Les tendances mondiales dans le domaine de l’armement sont inquiétantes. Les budgets de défense augmentent depuis plusieurs années et représentent aujourd’hui plus de 2 pour cent du PIB mondial. La Suisse n’est pas en reste. Le budget militaire augmente, de même que les exportations de matériel de guerre: plus 43 pour cent selon les chiffres publiés la semaine dernière par la Confédération.

L’objectif de l’initiative, c’est d’inverser cette tendance par le désinvestissement dans le secteur de l’armement. Il n’est pas admissible que la Banque nationale fasse de l’argent en cas de guerre. En janvier, pourtant, elle a gagné plus de 30 millions de francs en quelques heures, lors de l’amorce de conflit entre les Etats-Unis et l’Iran.

L’initiative s’inscrit dans une autre tendance: les Suissesses et les Suisses veulent de plus en plus contrôler ce que les instituts financiers font avec leur argent. Ils ne veulent plus que leur argent serve à financer des industries polluantes, qui détruisent l’environnement et le climat. Ils ne veulent plus que leur argent serve à financer des entreprises irresponsables, qui bafouent les droits humains. Ils ne veulent finalement plus que leur argent serve à financer des producteurs de morts.

De plus en plus, les institutions financières appliquent des critères dits ESG, des critères environnementaux, sociaux et de gouvernance. Ces critères redonnent aux investisseurs une responsabilité vis-à-vis de leur investissement. Ils offrent une transparence essentielle dans notre système financier. D’ailleurs, comme vous avez pu le lire dans Le Temps ce matin, l’initiative ne changera rien pour certaines caisses de pension qui appliquent déjà ces critères et ne soutiennent plus du tout l’industrie de la guerre.

Il faut aussi briser ici un lieu commun: les rendements de ces investissements ESG ne sont pas plus faibles, ils ne sont pas plus mauvais que les autres et la sécurité de ces investissements n’est pas moindre. Au contraire, ces investissements sont bâtis sur un modèle plus soutenable, qui prend en compte les facteurs humains et environnementaux, et ne se basent pas uniquement sur le rendement à court terme.

A noter encore que le taux de 5 pour cent prévu par l’initiative en ce qui concerne la limite à partir de laquelle les investissements sont prohibés ne tombe pas du ciel. C’est la limite qui est généralement acceptée dans le cadre de l’application des critères ESG. Et pour répondre au rapporteur, le maintien de ces critères année après année ne pose pas de problème non plus, les institutions financières ou les institutions qui les conseillent le font déjà.

La loi fédérale sur le matériel de guerre règle aujourd’hui les investissements dans le domaine.

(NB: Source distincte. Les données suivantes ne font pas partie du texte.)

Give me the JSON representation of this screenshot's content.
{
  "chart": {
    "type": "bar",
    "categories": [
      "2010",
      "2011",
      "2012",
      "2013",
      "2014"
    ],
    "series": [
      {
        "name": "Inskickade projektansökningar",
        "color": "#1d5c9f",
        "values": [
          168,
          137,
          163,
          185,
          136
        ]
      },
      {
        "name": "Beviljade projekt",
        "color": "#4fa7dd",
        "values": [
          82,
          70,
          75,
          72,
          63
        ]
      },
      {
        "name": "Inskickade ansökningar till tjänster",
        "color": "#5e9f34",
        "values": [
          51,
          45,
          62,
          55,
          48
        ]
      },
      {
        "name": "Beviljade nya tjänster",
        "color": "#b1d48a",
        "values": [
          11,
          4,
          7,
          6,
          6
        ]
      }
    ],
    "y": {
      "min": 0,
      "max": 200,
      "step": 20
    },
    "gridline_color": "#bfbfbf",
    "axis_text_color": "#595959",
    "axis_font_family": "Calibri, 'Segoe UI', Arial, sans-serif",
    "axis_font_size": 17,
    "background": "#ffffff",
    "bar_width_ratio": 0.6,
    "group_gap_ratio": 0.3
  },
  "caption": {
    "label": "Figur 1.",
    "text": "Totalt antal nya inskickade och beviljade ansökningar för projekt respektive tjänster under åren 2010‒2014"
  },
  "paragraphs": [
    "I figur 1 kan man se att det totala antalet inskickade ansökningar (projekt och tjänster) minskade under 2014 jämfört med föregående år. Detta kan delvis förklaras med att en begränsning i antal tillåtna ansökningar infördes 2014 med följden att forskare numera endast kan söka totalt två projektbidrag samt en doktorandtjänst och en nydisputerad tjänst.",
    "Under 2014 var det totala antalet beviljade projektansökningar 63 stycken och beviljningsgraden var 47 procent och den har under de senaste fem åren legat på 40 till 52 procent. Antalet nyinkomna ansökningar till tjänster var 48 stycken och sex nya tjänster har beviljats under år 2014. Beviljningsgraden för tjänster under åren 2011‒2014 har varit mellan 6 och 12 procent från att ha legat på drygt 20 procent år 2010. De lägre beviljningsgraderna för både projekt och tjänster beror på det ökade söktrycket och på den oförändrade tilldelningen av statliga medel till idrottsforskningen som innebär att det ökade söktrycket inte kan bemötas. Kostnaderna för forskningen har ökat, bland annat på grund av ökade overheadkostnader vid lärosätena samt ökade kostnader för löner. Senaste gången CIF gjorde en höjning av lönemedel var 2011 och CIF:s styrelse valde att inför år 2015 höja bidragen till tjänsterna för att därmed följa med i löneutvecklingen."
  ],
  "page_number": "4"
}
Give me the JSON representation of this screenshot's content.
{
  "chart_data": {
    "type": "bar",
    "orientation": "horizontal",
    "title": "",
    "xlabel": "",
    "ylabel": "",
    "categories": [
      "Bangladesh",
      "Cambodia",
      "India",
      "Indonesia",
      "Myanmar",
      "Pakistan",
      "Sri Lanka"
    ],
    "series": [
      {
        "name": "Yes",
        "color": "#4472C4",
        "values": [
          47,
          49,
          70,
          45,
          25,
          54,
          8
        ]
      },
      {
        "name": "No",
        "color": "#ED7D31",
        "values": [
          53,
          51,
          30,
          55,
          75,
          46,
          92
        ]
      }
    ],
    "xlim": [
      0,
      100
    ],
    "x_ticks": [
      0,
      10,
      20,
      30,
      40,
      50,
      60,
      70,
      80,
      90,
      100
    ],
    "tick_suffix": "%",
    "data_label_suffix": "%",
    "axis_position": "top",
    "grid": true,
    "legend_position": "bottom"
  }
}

Elle interdit explicitement les investissements directs dans le matériel de guerre prohibé. Le législateur y a toutefois laissé une importante lacune. Le financement indirect est autorisé lorsqu’il ne contourne pas le financement direct. La porte est ainsi grande ouverte. En 2018, l’ICAN, la Campagne internationale pour l’abolition des armes nucléaires, a recensé des investissements des banques suisses et de la Banque nationale suisse (BNS) pour presque 9 milliards de francs dans des producteurs d’armement nucléaire. Ce n’est sans doute, en Suisse, que la partie visible de l’iceberg, et ces investissements augmentent d’année en année malgré les engagements de la BNS depuis 2014.

Dans le domaine financier, il existe un problème supplémentaire. De plus en plus, les investisseurs font appel à des fonds basés sur des indices ou d’autres produits d’investissement qui sont passifs. Ils sont réputés plus sûrs et plus neutres, mais ces pratiques sont dangereuses. Elles font oublier que les investisseurs ont une responsabilité et elles permettent à des entreprises de survivre en bourse alors même qu’elles traversent de grandes difficultés, simplement parce qu’elles existent dans un indice. De nombreuses entreprises actives dans le domaine militaire, y compris des entreprises fabriquant du matériel prohibé, sont prises en compte dans ces fonds. Ce problème serait effectivement réglé par l’initiative.

Les entreprises craignent pour leur chiffre d’affaires et les emplois. On a souvent entendu cet argument dans le débat et on l’entendra encore pendant de longs mois. Rassurons-les: premièrement, les petites et moyennes entreprises sont majoritairement financées par d’autres sources de financement que la Banque nationale ou les caisses de pension. Elles se financent auprès des banques et sont souvent construites sur des capitaux propres. Mais ce n’est pas tout. L’argent ne disparaît pas, il circule. En asséchant les sources de financement pour un type d’industrie, en l’occurrence par exemple l’armement, on donne des moyens à d’autres de prospérer.

C’est pour toutes ces raisons que je vous prie de soutenir ma minorité qui propose à notre conseil de recommander l’adoption de l’initiative.